Ragsdale employs more than a dozen people and has headed to New Orleans to address the National Science Teachers Association. He produces two TV shows weekly: “The Science of Philadelphia,” aimed at middle school students, and “The Science Lab of Grand Hank,” for high schoolers. Both air on PSTV, the Philadelphia School District’s public-access channel; the latter also goes out to stations in New Jersey, Delaware and Maryland.
He works with 20 school districts in Pennsylvania and New Jersey, including Philadelphia and Camden. An average appearance and professional development package costs between $1,500 and $2,500.
But really, he said, it’s still about the chance to reach the young men and women who think science is boring and beyond them.

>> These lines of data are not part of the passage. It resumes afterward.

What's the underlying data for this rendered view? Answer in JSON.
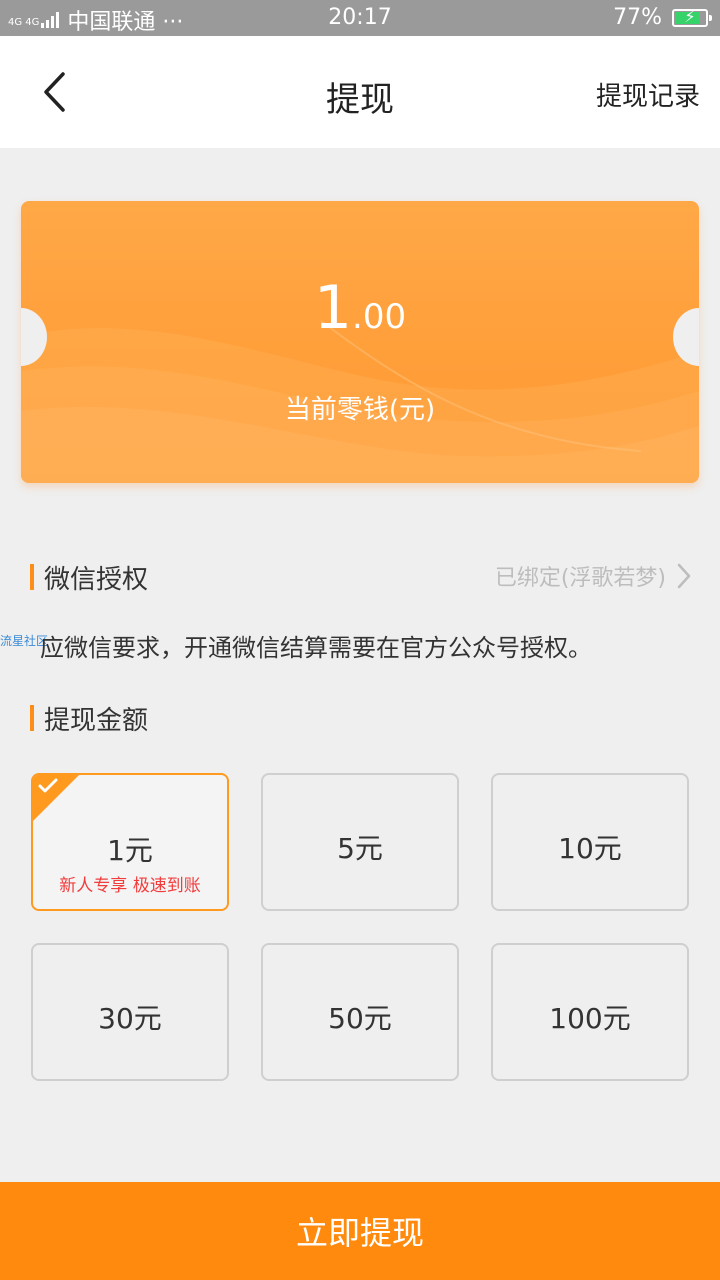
{
  "status_bar": {
    "network": "4G 4G",
    "carrier": "中国联通 ···",
    "time": "20:17",
    "battery": "77%"
  },
  "nav": {
    "title": "提现",
    "record_label": "提现记录"
  },
  "balance": {
    "integer": "1",
    "decimal": ".00",
    "label": "当前零钱(元)"
  },
  "wechat_auth": {
    "title": "微信授权",
    "status": "已绑定(浮歌若梦)",
    "description": "应微信要求，开通微信结算需要在官方公众号授权。",
    "watermark": "流星社区"
  },
  "withdraw_amount": {
    "title": "提现金额",
    "options": [
      {
        "label": "1元",
        "promo": "新人专享  极速到账",
        "selected": true
      },
      {
        "label": "5元"
      },
      {
        "label": "10元"
      },
      {
        "label": "30元"
      },
      {
        "label": "50元"
      },
      {
        "label": "100元"
      }
    ]
  },
  "submit_label": "立即提现",
  "colors": {
    "accent": "#ff8a0d",
    "selected_border": "#ff9a1f",
    "promo_text": "#f23c3c",
    "card_gradient_top": "#ffa847",
    "card_gradient_bottom": "#ff9a34"
  }
}
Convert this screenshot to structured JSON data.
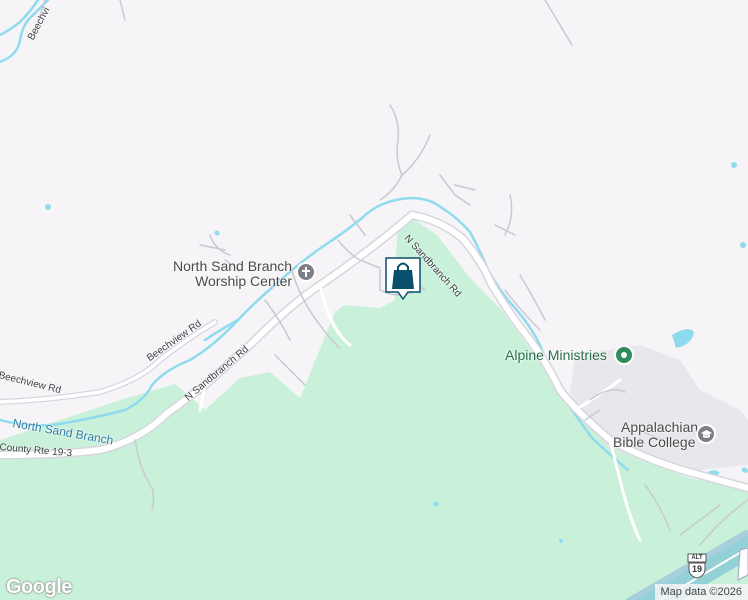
{
  "map": {
    "roads": {
      "n_sandbranch_rd_upper": "N Sandbranch Rd",
      "n_sandbranch_rd_lower": "N Sandbranch Rd",
      "beechview_rd_mid": "Beechview Rd",
      "beechview_rd_left": "Beechview Rd",
      "beechview_top": "Beechvi",
      "county_rte": "County Rte 19-3"
    },
    "water": {
      "north_sand_branch": "North Sand Branch"
    },
    "pois": {
      "worship_center_line1": "North Sand Branch",
      "worship_center_line2": "Worship Center",
      "alpine_ministries": "Alpine Ministries",
      "appalachian_line1": "Appalachian",
      "appalachian_line2": "Bible College"
    },
    "shields": {
      "alt_label": "ALT",
      "route_number": "19"
    },
    "branding": {
      "logo": "Google",
      "attribution": "Map data ©2026"
    },
    "colors": {
      "background": "#f6f4f7",
      "park": "#c9f1d9",
      "water": "#8fdbee",
      "road": "#ffffff",
      "road_casing": "#d6d6de",
      "marker": "#0a4f6b"
    },
    "icons": {
      "worship_center": "church-cross-icon",
      "alpine_ministries": "place-pin-icon",
      "appalachian": "graduation-cap-icon",
      "marker": "shopping-bag-icon"
    }
  }
}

“They’re reacting with shock and awe,” Ragsdale said. “The level of experiments that we do are designed to stun and amaze.”
One recent day, Ragsdale and DJ Marty Geez — in real life, Ragsdale’s nephew Martino Fleming — stood at lab tables in front of fluorescent backdrops and filmed a show about radial chromatography that used science to determine the colors that make up a single felt-tip pen.
Throughout the half-hour experiment, Ragsdale promised he would defend the “World Heavyweight Championship of Science” — and continue to hold the heavy, blinged-out championship belt he had made — by solving his problem.
When he found a single felt-tip pen contained purple, blue, and yellow colors, he began crowing.
“I’m excited! I love what I do right here! You try it and see if you can do radial chromatography, too,” he said.
Hook, from the Carver committee, is director of high school instructional programs for the Philadelphia School District and has been working closely with Ragsdale for 10 years. She joins him on “The Science of Philadelphia.”
“A lot of times, kids think science is magic,” she said. “We stress that it’s not a trick, that they can learn the theory behind it.”
Hook likes that students can turn on his show and see an African American role model, too. Although his expectations for students are high, they gravitate toward him because he speaks their language, she said.
“Hank,” she said with deliberate understatement, “is not shy. When he’s interacting with the kids, it’s hyped.”